Mijn man en ik zien er allebei ontzettend tegenop om ons kind te moeten vertellen dat hij niet mee gaat naar groep vijf. Wij zijn bang dat als we het niet op de juiste manier brengen, Tijs hier best een behoorlijke knauw aan kan overhouden. Zijn zelfvertrouwen is op dit moment toch al niet zo groot. We nemen allerlei scenario’s door. We willen het zo luchtig mogelijk brengen. Uiteindelijk besluiten we dat mijn man het nieuws in etappes tegen Tijs gaat vertellen tijdens een balletje over trappen. Het lijkt ons echt beter dat ik deze taak niet op me neem omdat mijn emoties nogal zichtbaar zijn. Het is laf van me, maar wat ben ik opgelucht dat mijn man de slecht nieuws brenger wordt.
Ze blijven lang weg. Is dat een goed teken? Ik loop heen en weer en kijk regelmatig uit het raam of ik ze zie lopen. Dan.. wanneer ik even op de bank zit gaat de voordeur open en mijn kind komt met een spectrum aan emoties op zijn gezicht binnen. Wanneer hij bij me staat open ik mijn armen. Hij huilt, hij is boos, hij is verdrietig. Na een tijdje wordt Tijs rustiger en komen de ‘waarom’ vragen. Wij proberen zo eerlijk mogelijk antwoord te geven en de nadruk vooral te leggen op het positieve hiervan: Hij komt in de nieuwe groep bij zijn allerbeste vriendje. Veel kinderen kent hij nog uit groep 1/2. Hij wordt de grootste en oudste van de nieuwe groep, dus een natuurlijk overwicht heeft hij al. Hij blijft bij dezelfde juffen. En het belangrijkste is dat hij niet meer zo op zijn tenen hoeft te lopen. Dat Tijs de leerstof nog een keertje krijgt en het daardoor allemaal makkelijker zal worden.
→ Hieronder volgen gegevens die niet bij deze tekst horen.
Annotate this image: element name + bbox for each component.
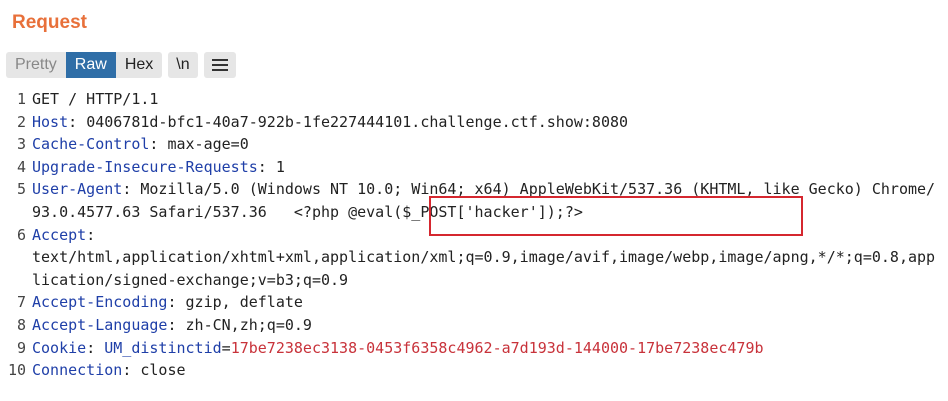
header-value: text/html,application/xhtml+xml,applicat… <box>32 248 936 289</box>
header-key: Accept-Encoding <box>32 293 168 312</box>
line-text: Upgrade-Insecure-Requests: 1 <box>32 157 285 176</box>
header-line: 7 Accept-Encoding: gzip, deflate <box>0 291 948 314</box>
header-key: Accept <box>32 225 87 244</box>
line-text: Connection: close <box>32 361 186 380</box>
line-number: 3 <box>16 135 26 154</box>
line-number: 4 <box>16 157 26 176</box>
line-text: Cookie: UM_distinctid=17be7238ec3138-045… <box>32 338 764 357</box>
view-mode-tabs: Pretty Raw Hex <box>6 52 163 78</box>
line-text: Cache-Control: max-age=0 <box>32 135 249 154</box>
cookie-value: 17be7238ec3138-0453f6358c4962-a7d193d-14… <box>230 338 764 357</box>
line-number: 2 <box>16 112 26 131</box>
tab-hex[interactable]: Hex <box>116 52 162 78</box>
line-number: 5 <box>16 180 26 199</box>
header-key: Cache-Control <box>32 135 150 154</box>
header-line: 8 Accept-Language: zh-CN,zh;q=0.9 <box>0 314 948 337</box>
header-line: 3 Cache-Control: max-age=0 <box>0 133 948 156</box>
header-key: Accept-Language <box>32 315 168 334</box>
header-line: 10 Connection: close <box>0 359 948 382</box>
header-line: 9 Cookie: UM_distinctid=17be7238ec3138-0… <box>0 337 948 360</box>
header-value: 0406781d-bfc1-40a7-922b-1fe227444101.cha… <box>86 112 629 131</box>
header-key: Cookie <box>32 338 87 357</box>
header-key: User-Agent <box>32 180 123 199</box>
header-value: max-age=0 <box>167 135 249 154</box>
payload-highlight-box <box>429 196 803 236</box>
header-value: close <box>140 361 186 380</box>
header-key: Host <box>32 112 69 131</box>
line-text: Accept-Language: zh-CN,zh;q=0.9 <box>32 315 312 334</box>
cookie-name: UM_distinctid <box>104 338 222 357</box>
line-number: 9 <box>16 338 26 357</box>
request-title: Request <box>12 12 87 33</box>
tab-raw[interactable]: Raw <box>65 52 116 78</box>
view-toolbar: Pretty Raw Hex \n <box>6 52 236 78</box>
line-text: GET / HTTP/1.1 <box>32 90 159 108</box>
request-line: 1 GET / HTTP/1.1 <box>0 88 948 111</box>
header-line: 2 Host: 0406781d-bfc1-40a7-922b-1fe22744… <box>0 111 948 134</box>
line-text: Accept-Encoding: gzip, deflate <box>32 293 303 312</box>
line-text: Host: 0406781d-bfc1-40a7-922b-1fe2274441… <box>32 112 629 131</box>
line-number: 6 <box>16 225 26 244</box>
header-value: gzip, deflate <box>185 293 303 312</box>
header-value: 1 <box>275 157 285 176</box>
hamburger-icon <box>211 59 228 71</box>
line-number: 10 <box>7 361 26 380</box>
tab-pretty[interactable]: Pretty <box>6 52 66 78</box>
header-value: zh-CN,zh;q=0.9 <box>185 315 312 334</box>
menu-button[interactable] <box>203 52 236 78</box>
header-key: Upgrade-Insecure-Requests <box>32 157 258 176</box>
header-key: Connection <box>32 361 123 380</box>
header-line: 4 Upgrade-Insecure-Requests: 1 <box>0 156 948 179</box>
line-number: 7 <box>16 293 26 312</box>
line-number: 1 <box>16 90 26 108</box>
line-number: 8 <box>16 315 26 334</box>
newline-toggle-button[interactable]: \n <box>168 52 198 78</box>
Tijs wordt rustiger en ik zie zijn gedachten bijna als een draaiende tol door zijn hoofd gaan.
‘Weet de juf het al?’vraagt hij.
Wij knikken.
‘En de kinderen?’
‘Nee’, zeg ik, ‘de kinderen weten het nog niet’.
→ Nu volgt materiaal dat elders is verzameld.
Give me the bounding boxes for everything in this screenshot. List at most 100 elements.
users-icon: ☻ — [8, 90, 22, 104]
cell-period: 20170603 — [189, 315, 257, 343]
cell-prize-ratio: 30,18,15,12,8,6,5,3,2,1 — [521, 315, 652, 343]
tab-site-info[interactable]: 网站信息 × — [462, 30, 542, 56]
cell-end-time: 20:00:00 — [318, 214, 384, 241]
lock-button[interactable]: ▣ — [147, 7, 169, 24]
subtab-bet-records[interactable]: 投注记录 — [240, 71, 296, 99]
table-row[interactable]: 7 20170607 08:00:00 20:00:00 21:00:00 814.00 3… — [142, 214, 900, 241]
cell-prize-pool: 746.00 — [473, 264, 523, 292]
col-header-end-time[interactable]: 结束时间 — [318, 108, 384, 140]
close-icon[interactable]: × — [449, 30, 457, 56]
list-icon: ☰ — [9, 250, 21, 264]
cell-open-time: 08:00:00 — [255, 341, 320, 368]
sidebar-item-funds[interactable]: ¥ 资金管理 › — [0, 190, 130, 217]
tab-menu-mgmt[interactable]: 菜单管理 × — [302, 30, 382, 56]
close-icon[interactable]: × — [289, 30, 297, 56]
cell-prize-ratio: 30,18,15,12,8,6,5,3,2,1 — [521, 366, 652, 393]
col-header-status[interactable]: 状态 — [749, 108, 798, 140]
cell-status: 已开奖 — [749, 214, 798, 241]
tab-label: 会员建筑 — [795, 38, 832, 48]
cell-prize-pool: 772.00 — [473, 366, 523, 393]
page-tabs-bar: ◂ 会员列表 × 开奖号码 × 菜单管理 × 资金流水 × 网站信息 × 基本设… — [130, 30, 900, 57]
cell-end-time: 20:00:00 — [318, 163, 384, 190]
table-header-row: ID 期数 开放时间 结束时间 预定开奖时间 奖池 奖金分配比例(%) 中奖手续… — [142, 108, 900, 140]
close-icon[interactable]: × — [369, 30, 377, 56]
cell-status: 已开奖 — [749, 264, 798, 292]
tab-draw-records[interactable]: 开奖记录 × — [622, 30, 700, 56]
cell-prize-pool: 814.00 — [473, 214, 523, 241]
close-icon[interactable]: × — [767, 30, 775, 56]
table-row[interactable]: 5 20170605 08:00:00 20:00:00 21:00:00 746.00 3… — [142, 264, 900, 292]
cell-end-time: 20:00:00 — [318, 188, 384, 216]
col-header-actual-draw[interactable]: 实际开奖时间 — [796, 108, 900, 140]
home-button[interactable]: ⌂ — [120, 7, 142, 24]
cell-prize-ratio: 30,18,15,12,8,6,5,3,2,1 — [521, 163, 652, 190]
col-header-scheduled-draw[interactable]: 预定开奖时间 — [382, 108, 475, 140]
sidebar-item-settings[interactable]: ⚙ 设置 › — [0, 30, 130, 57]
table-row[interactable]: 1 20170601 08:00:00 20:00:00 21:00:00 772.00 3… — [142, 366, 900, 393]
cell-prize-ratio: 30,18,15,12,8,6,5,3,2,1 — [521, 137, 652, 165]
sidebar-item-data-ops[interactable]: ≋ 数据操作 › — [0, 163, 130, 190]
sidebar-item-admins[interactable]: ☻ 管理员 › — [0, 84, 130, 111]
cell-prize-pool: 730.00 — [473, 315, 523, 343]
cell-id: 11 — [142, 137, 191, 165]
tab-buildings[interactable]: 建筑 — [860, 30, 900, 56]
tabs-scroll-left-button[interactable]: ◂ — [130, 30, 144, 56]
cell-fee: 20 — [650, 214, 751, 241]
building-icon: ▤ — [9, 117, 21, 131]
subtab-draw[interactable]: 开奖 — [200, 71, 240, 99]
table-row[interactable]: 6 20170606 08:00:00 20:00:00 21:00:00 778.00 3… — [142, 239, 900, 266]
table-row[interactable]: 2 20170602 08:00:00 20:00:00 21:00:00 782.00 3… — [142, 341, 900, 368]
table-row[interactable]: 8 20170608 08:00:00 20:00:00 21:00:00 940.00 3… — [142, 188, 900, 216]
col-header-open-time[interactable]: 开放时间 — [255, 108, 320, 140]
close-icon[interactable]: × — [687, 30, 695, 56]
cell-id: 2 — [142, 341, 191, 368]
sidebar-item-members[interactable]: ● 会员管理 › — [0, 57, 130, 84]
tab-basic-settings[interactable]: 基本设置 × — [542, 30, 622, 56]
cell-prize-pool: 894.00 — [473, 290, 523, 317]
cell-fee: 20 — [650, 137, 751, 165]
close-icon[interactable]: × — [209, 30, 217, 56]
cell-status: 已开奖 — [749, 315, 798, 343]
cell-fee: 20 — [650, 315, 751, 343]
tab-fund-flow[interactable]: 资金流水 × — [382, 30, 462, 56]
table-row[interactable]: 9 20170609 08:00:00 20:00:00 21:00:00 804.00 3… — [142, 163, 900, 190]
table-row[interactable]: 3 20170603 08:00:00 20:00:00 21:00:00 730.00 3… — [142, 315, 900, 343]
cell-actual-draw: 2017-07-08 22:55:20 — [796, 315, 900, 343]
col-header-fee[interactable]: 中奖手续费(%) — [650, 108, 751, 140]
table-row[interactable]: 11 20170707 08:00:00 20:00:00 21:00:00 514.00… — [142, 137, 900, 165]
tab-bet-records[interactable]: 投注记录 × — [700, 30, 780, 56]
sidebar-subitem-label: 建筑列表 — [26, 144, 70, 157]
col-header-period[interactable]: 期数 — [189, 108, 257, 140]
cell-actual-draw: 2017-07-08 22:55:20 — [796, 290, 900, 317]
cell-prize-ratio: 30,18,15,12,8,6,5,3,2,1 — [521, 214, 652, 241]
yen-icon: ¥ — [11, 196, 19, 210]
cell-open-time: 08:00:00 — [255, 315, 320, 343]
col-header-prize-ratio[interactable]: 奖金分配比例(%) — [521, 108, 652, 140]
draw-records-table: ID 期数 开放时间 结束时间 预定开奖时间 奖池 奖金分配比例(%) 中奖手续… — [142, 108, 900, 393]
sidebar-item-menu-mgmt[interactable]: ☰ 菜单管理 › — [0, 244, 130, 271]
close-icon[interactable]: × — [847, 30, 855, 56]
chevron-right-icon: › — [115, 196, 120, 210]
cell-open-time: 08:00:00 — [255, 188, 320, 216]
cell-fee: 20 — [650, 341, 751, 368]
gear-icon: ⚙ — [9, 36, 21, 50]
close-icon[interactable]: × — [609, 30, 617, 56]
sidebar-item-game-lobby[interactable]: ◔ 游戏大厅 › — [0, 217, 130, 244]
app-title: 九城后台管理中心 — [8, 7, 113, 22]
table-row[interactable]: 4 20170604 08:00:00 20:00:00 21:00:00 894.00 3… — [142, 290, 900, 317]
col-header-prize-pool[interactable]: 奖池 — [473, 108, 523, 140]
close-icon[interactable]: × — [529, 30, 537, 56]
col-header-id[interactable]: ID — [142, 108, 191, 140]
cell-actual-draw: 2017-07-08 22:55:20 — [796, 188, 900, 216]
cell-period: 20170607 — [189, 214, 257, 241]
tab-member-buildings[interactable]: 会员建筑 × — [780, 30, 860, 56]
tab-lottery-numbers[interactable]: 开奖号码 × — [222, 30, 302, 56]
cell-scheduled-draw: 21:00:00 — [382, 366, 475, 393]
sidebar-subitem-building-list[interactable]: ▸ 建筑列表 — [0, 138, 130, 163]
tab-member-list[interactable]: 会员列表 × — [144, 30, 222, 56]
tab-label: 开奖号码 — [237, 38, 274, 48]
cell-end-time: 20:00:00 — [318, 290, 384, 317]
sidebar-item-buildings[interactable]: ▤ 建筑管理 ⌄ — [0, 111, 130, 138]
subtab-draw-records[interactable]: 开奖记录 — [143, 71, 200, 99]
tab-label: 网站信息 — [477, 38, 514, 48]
‘Wie gaat dat dan vertellen?’
Tja; daar zijn we direct beland bij een andere moeilijke opgave.
‘Dat mag jij beslissen, Tijs. De juf kan het morgen in de klas vertellen. Mama of papa kunnen morgen meegaan en dit samen met jou vertellen of je vertelt het morgen zelf aan iedereen.’
Tijs denkt een tijdje na en zegt dan beslist: ‘Ik vertel het morgen zelf!’
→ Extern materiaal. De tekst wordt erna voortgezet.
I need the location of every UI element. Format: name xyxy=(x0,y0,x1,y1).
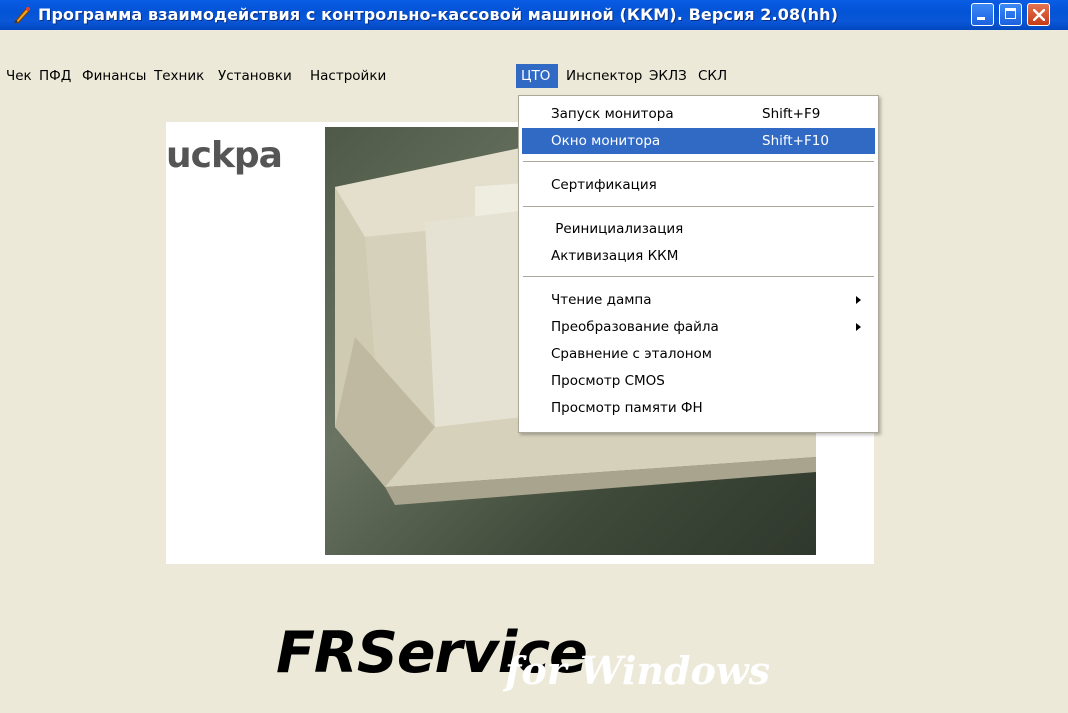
menu-skl[interactable]: СКЛ xyxy=(694,64,731,88)
maximize-icon xyxy=(1005,8,1016,19)
menu-item-shortcut: Shift+F10 xyxy=(762,133,829,149)
title-bar[interactable]: Программа взаимодействия с контрольно-ка… xyxy=(0,0,1068,30)
menu-item-okno-monitora[interactable]: Окно монитора Shift+F10 xyxy=(522,128,875,154)
menu-item-sertifikatsiya[interactable]: Сертификация xyxy=(522,172,875,198)
menu-item-preobrazovanie-fayla[interactable]: Преобразование файла xyxy=(522,314,875,340)
tsto-dropdown-menu: Запуск монитора Shift+F9 Окно монитора S… xyxy=(518,95,879,433)
menu-item-label: Просмотр CMOS xyxy=(551,373,665,389)
menu-eklz[interactable]: ЭКЛЗ xyxy=(645,64,691,88)
menu-item-label: Запуск монитора xyxy=(551,106,674,122)
menu-item-label: Преобразование файла xyxy=(551,319,719,335)
menu-finansy[interactable]: Финансы xyxy=(78,64,150,88)
menu-item-aktivizatsiya-kkm[interactable]: Активизация ККМ xyxy=(522,243,875,269)
menu-item-prosmotr-cmos[interactable]: Просмотр CMOS xyxy=(522,368,875,394)
menu-item-label: Окно монитора xyxy=(551,133,661,149)
app-icon xyxy=(14,7,30,24)
menu-ustanovki[interactable]: Установки xyxy=(214,64,296,88)
close-icon xyxy=(1033,9,1045,21)
menu-separator xyxy=(523,276,874,277)
submenu-arrow-icon xyxy=(856,323,861,331)
menu-item-reinitsializatsiya[interactable]: Реинициализация xyxy=(522,216,875,242)
menu-item-label: Реинициализация xyxy=(551,221,684,237)
menu-pfd[interactable]: ПФД xyxy=(35,64,75,88)
brand-logo: uckpa xyxy=(166,135,283,176)
menu-item-prosmotr-pamyati-fn[interactable]: Просмотр памяти ФН xyxy=(522,395,875,421)
menu-nastroyki[interactable]: Настройки xyxy=(306,64,390,88)
menu-item-label: Чтение дампа xyxy=(551,292,652,308)
menu-item-shortcut: Shift+F9 xyxy=(762,106,821,122)
menu-item-sravnenie-s-etalonom[interactable]: Сравнение с эталоном xyxy=(522,341,875,367)
menu-chek[interactable]: Чек xyxy=(2,64,36,88)
menu-item-label: Просмотр памяти ФН xyxy=(551,400,703,416)
window-title: Программа взаимодействия с контрольно-ка… xyxy=(38,5,838,24)
menu-tsto[interactable]: ЦТО xyxy=(516,64,558,88)
menu-item-zapusk-monitora[interactable]: Запуск монитора Shift+F9 xyxy=(522,101,875,127)
menu-item-chtenie-dampa[interactable]: Чтение дампа xyxy=(522,287,875,313)
submenu-arrow-icon xyxy=(856,296,861,304)
close-button[interactable] xyxy=(1027,3,1050,26)
menu-separator xyxy=(523,161,874,162)
menu-inspektor[interactable]: Инспектор xyxy=(562,64,646,88)
minimize-icon xyxy=(977,17,985,20)
menu-item-label: Сравнение с эталоном xyxy=(551,346,712,362)
menu-item-label: Активизация ККМ xyxy=(551,248,679,264)
product-suffix: for Windows xyxy=(505,648,771,693)
menu-separator xyxy=(523,206,874,207)
menu-bar: Чек ПФД Финансы Техник Установки Настрой… xyxy=(0,64,1068,89)
minimize-button[interactable] xyxy=(971,3,994,26)
maximize-button[interactable] xyxy=(999,3,1022,26)
menu-item-label: Сертификация xyxy=(551,177,657,193)
menu-tekhnik[interactable]: Техник xyxy=(150,64,208,88)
Ik slik even iets weg. Ben mijn emoties zo goed de baas gebleven en wil dat nog even volhouden, maar wat ben ik op dat moment trots op mijn zoon.
Opeens denkt hij aan iets. Hij schrikt en zegt dan dat Lotte, zijn beste vriendinnetje in de groep, ook nog niet weet dat hij blijft zitten. Hij begint weer te huilen omdat hij het zo zielig vindt voor Lotte, want met wie moet zij dan voetballen?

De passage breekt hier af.